By Emily Tholen
Sudan and South Sudan have both made trouble with the United Nations (UN) over the weekend. In Sudan, a team of United Nations peacekeepers had been sent to investigate the scene of an attack that occurred in the region of Darfur. However, the group was denied entry to the local by Sudanese military forces. There has been on and off fighting or attacks in Darfur ever since the fighting first broke out in 2003, this time it was reported that ten people had been killed in the attack.

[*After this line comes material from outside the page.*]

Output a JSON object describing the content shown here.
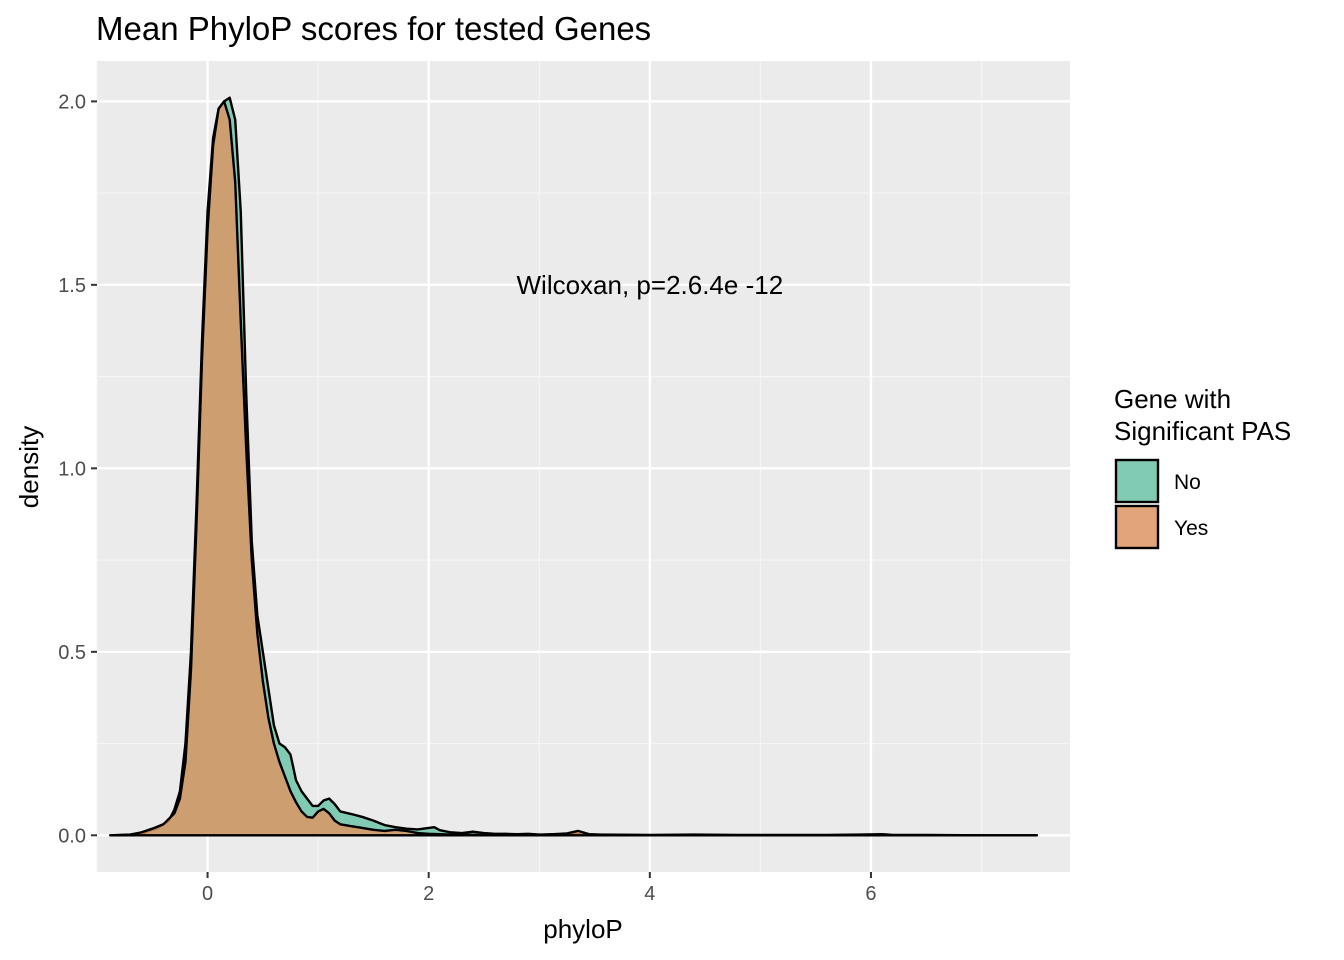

In South Sudan, UN investigator Sandra Beidas was kicked out of the country when she published (what South Sudan is calling false) reports on the poor human rights South Sudan has been showing to it's people. This is not the first time South Sudan's ethics have been questioned, including reports of wrongdoing in the army and harming its citizens. The BBC reported that, "Hilde Johnson, head of the UN mission in South Sudan (UNMISS), called the expulsion [of Beidas] a 'breach of the legal obligations of the government of the Republic of South Sudan under the charter of the United Nations'."

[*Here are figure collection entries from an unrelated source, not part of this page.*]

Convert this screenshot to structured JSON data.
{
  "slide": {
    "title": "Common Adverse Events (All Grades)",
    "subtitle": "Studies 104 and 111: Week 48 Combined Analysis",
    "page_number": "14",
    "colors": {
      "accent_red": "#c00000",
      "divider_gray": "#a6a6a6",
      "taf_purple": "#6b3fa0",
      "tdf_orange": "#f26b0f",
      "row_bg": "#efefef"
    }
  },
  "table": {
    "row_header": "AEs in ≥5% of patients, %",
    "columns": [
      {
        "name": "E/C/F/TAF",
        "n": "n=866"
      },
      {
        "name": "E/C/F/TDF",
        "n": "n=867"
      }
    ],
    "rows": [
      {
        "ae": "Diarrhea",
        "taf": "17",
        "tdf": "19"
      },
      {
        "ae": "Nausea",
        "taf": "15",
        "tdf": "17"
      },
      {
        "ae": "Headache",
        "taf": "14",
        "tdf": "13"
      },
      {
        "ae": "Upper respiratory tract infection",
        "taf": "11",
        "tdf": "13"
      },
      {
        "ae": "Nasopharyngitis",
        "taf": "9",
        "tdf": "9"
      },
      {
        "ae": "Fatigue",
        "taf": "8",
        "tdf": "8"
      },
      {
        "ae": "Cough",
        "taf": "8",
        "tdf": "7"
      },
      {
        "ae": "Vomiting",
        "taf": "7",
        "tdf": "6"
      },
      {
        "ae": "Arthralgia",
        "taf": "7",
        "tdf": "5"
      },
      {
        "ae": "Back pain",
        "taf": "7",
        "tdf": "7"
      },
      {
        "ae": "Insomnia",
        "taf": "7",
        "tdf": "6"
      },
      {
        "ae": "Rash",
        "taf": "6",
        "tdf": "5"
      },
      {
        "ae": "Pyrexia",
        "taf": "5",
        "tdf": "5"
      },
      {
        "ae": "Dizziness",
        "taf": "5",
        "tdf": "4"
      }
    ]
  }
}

It will be interesting to see how or even if the UN handles these situations. From agreeing on borders, to arresting Sudan's president on war crime charges, Sudan and South Sudan have been leading the UN around for more than a few months now, not quite obeying anything it has ordered. When South Sudan kicked out Beidas direct action should have taken place by the UN, at the very least sending in another investigator or a group of investigators to check out the claims. The stopping of peacekeepers from entering Darfur should have also been dealt with immediately. People are getting killed, tortured or raped in both of these situation and the UN is just letting it happen.